BOWLING GREEN STATE UNIVERSITY


BGSU photochemistry research center in line for additional state funding

BGSU’s Center for Photochemical Sciences will receive additional funding through a new program to be launched July 1 by the Ohio Board of Regents (OBOR).

The state’s Economic Growth Challenge/Innovation Incentive Program is designed to shift resources toward doctoral programs that have the potential to create more jobs and opportunities for commercialization in high-tech areas of research and manufacturing.

An outgrowth of the Commission on Higher Education and the Economy’s recommendations about higher education’s role in stimulating Ohio’s economy, the program will complement funds received through the Third Frontier Initiative.
Beginning in July, all state research institutions, including BGSU, must reallocate 1.5 percent of their state funding for doctoral programs every year for 10 years to the identified doctoral programs. The state will then match those funds, using 15 percent of its roughly $160 million annual doctoral subsidy.

“The Innovation Incentive Program represents OBOR's effort to focus resources on areas of research strength in Ohio,” said Dr. Heinz Bulmahn, vice provost for research and dean of the Graduate College. “BGSU's response is to invest in photochemical sciences, our area of research strength that aligns with the Ohio Third Frontier Initiative.”

At the Center for Photochemical Sciences, researchers use the interaction of light and chemistry to address needs ranging from treating cancerous tumors to creating a quick-drying paint for battleships.

Maximizing potential
In 2004, the University began its own resource shift with its Research Enhancement Initiative. Through a competitive process, research clusters were identified for extra support based on whether they addressed research areas consistent with the governor’s Third Frontier Initiative and whether they showed strong potential to produce intellectual property that could stimulate economic growth. A third criterion was programs’ ability to attract additional external funding.

The photochemical sciences center, which comprises faculty from chemistry, biological sciences, and physics and astronomy, was chosen, and within it, the molecular photonics group.
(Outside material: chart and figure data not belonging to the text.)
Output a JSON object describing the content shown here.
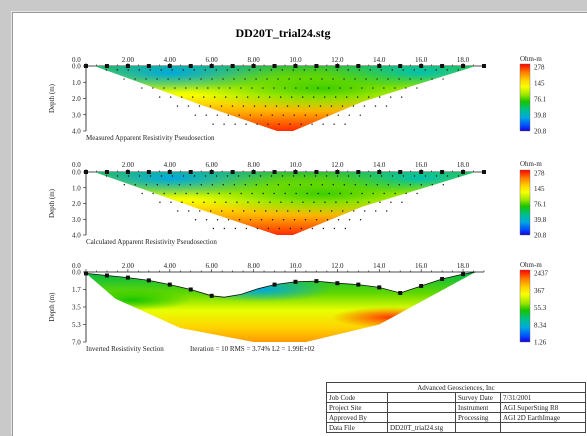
{
  "title": "DD20T_trial24.stg",
  "panels": [
    {
      "caption": "Measured Apparent Resistivity Pseudosection",
      "ylabel": "Depth (m)",
      "x_ticks": [
        "0.0",
        "2.00",
        "4.00",
        "6.00",
        "8.00",
        "10.0",
        "12.0",
        "14.0",
        "16.0",
        "18.0"
      ],
      "y_ticks": [
        "0.0",
        "1.0",
        "2.0",
        "3.0",
        "4.0"
      ],
      "legend_unit": "Ohm-m",
      "legend_values": [
        "278",
        "145",
        "76.1",
        "39.8",
        "20.8"
      ]
    },
    {
      "caption": "Calculated Apparent Resistivity Pseudosection",
      "ylabel": "Depth (m)",
      "x_ticks": [
        "0.0",
        "2.00",
        "4.00",
        "6.00",
        "8.00",
        "10.0",
        "12.0",
        "14.0",
        "16.0",
        "18.0"
      ],
      "y_ticks": [
        "0.0",
        "1.0",
        "2.0",
        "3.0",
        "4.0"
      ],
      "legend_unit": "Ohm-m",
      "legend_values": [
        "278",
        "145",
        "76.1",
        "39.8",
        "20.8"
      ]
    },
    {
      "caption": "Inverted Resistivity Section",
      "stats": "Iteration = 10   RMS =      3.74%   L2 =  1.99E+02",
      "ylabel": "Depth (m)",
      "x_ticks": [
        "0.0",
        "2.00",
        "4.00",
        "6.00",
        "8.00",
        "10.0",
        "12.0",
        "14.0",
        "16.0",
        "18.0"
      ],
      "y_ticks": [
        "0.0",
        "1.7",
        "3.5",
        "5.3",
        "7.0"
      ],
      "legend_unit": "Ohm-m",
      "legend_values": [
        "2437",
        "367",
        "55.3",
        "8.34",
        "1.26"
      ]
    }
  ],
  "info": {
    "company": "Advanced Geosciences, Inc",
    "rows": [
      [
        "Job Code",
        "",
        "Survey Date",
        "7/31/2001"
      ],
      [
        "Project Site",
        "",
        "Instrument",
        "AGI SuperSting R8"
      ],
      [
        "Approved By",
        "",
        "Processing",
        "AGI 2D EarthImage"
      ],
      [
        "Data File",
        "DD20T_trial24.stg",
        "",
        ""
      ]
    ]
  },
  "colors": {
    "scale": [
      "#ff0000",
      "#ff7a00",
      "#ffd200",
      "#f8ff00",
      "#9be600",
      "#17c400",
      "#00c08a",
      "#00a8e0",
      "#004cff",
      "#1a00d8"
    ]
  }
}
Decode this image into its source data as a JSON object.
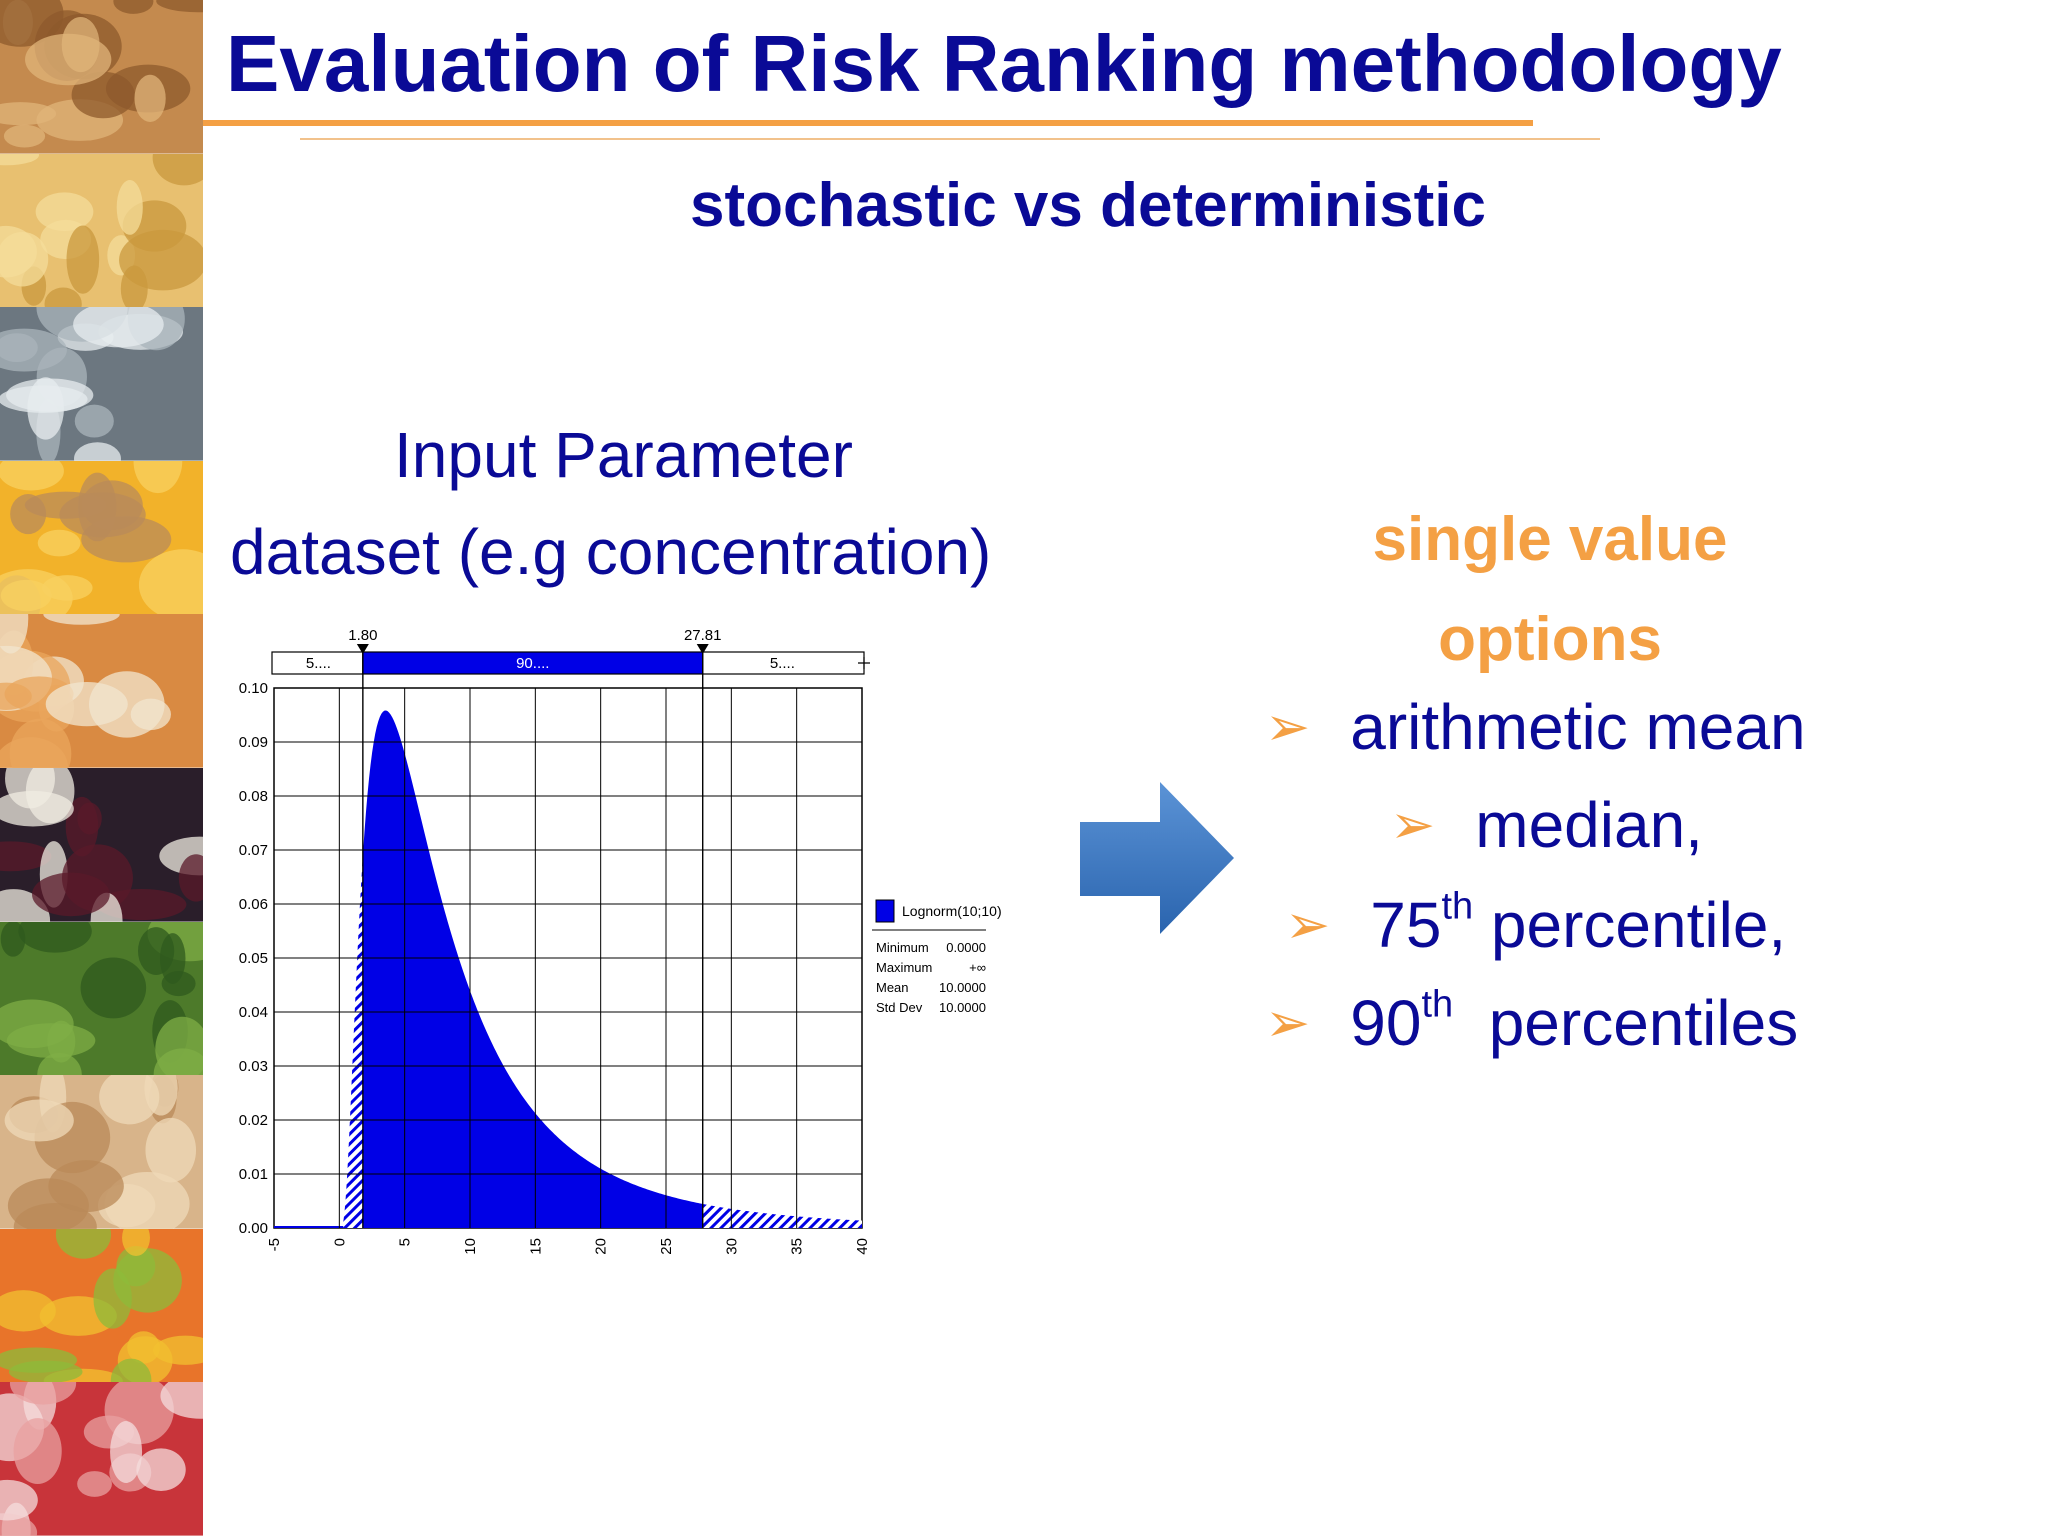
{
  "title": "Evaluation of Risk Ranking methodology",
  "subtitle": "stochastic vs deterministic",
  "caption_lines": [
    "Input Parameter",
    "dataset (e.g concentration)"
  ],
  "options_heading": [
    "single value",
    "options"
  ],
  "options": [
    {
      "text": "arithmetic mean",
      "sup": "",
      "after": ""
    },
    {
      "text": "median,",
      "sup": "",
      "after": ""
    },
    {
      "text": "75",
      "sup": "th",
      "after": " percentile,"
    },
    {
      "text": "90",
      "sup": "th",
      "after": "  percentiles"
    }
  ],
  "bullet_glyph": "➢",
  "colors": {
    "title": "#0a0a96",
    "accent": "#f4a044",
    "chart_fill": "#0000e6",
    "arrow": "#3a78c4"
  },
  "strip_tiles": [
    "nuts",
    "pasta",
    "fish",
    "cheese",
    "eggs",
    "wine-bottles",
    "salad-greens",
    "bread",
    "fruit",
    "cured-meat"
  ],
  "chart_data": {
    "type": "area",
    "distribution": "Lognorm(10;10)",
    "xlim": [
      -5,
      40
    ],
    "ylim": [
      0,
      0.1
    ],
    "x_ticks": [
      "-5",
      "0",
      "5",
      "10",
      "15",
      "20",
      "25",
      "30",
      "35",
      "40"
    ],
    "y_ticks": [
      "0.00",
      "0.01",
      "0.02",
      "0.03",
      "0.04",
      "0.05",
      "0.06",
      "0.07",
      "0.08",
      "0.09",
      "0.10"
    ],
    "delimiters": [
      {
        "label": "1.80",
        "x": 1.8
      },
      {
        "label": "27.81",
        "x": 27.81
      }
    ],
    "bands": [
      "5....",
      "90....",
      "5...."
    ],
    "legend": {
      "name": "Lognorm(10;10)",
      "stats": [
        {
          "label": "Minimum",
          "value": "0.0000"
        },
        {
          "label": "Maximum",
          "value": "+∞"
        },
        {
          "label": "Mean",
          "value": "10.0000"
        },
        {
          "label": "Std Dev",
          "value": "10.0000"
        }
      ]
    },
    "grid": true
  }
}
In molecular photonics, a materials group focuses on creating new photo-generating materials for use in electro-optic devices such as liquid crystal displays and sensors for environmental toxins. A biology group studies computational chemistry and bioinformatics with the goal of developing bio-inspired devices applicable to medical practice.

To further strengthen the promising area, BGSU opted in 2003 to move one of its Ohio Eminent Scholar positions, which had been vacant for some time, from the applied philosophy department to photochemical sciences.

That came to fruition with the recent hiring of Dr. Peter Lu, a top scholar in physical chemistry, who was named an Ohio Eminent Scholar in photochemical sciences. He will join the faculty in August. Along with Lu, Dr. Massimo Olivucci of Siena, Italy, a renowned computational scientist, was hired and will begin this fall.

Lu and Olivucci, along with center faculty and doctoral students, will collaborate to advance understanding of biochemical processes related to proteins and their function in metabolism.

On the materials side, faculty have also garnered national and international attention for their research.

Dr. Pavel Anzenbacher last year received an Alfred P. Sloan Research Fellowship. The highly competitive national award is designed to identify those who show the most promise of making fundamental contributions to the development of new knowledge in the sciences.

The focus of Anzenbacher’s research group is, in general, the development of advanced photonic materials in two main areas: supramolecular materials for sensor applications and materials that can be used in fabrication of flat displays. The researchers use the knowledge they generate for the preparation of optical sensors and synthesis of artificial dyes and pigments.

Another faculty member, Dr. Felix Castellano has been cited in the American Chemical Society’s Chemical and Engineering News as well as publications abroad for his discovery of how to “upconvert” green light to higher-energy blue light.

“This is probably the biggest scientific discovery to ever come out of Bowling Green and has many important implications for developing new technologies,” said Dr. Michael Ogawa, chair of the chemistry department. The U.S. Air Force Office of Scientific Research is funding the three-year, $300,000 study that has produced the finding, so potential applications are particularly relevant to the military.

With the addition of the new faculty members, the Center for Photochemical Sciences will have about 15 researchers. Over the past four years, the center’s faculty have attracted more than $9 million in outside funding.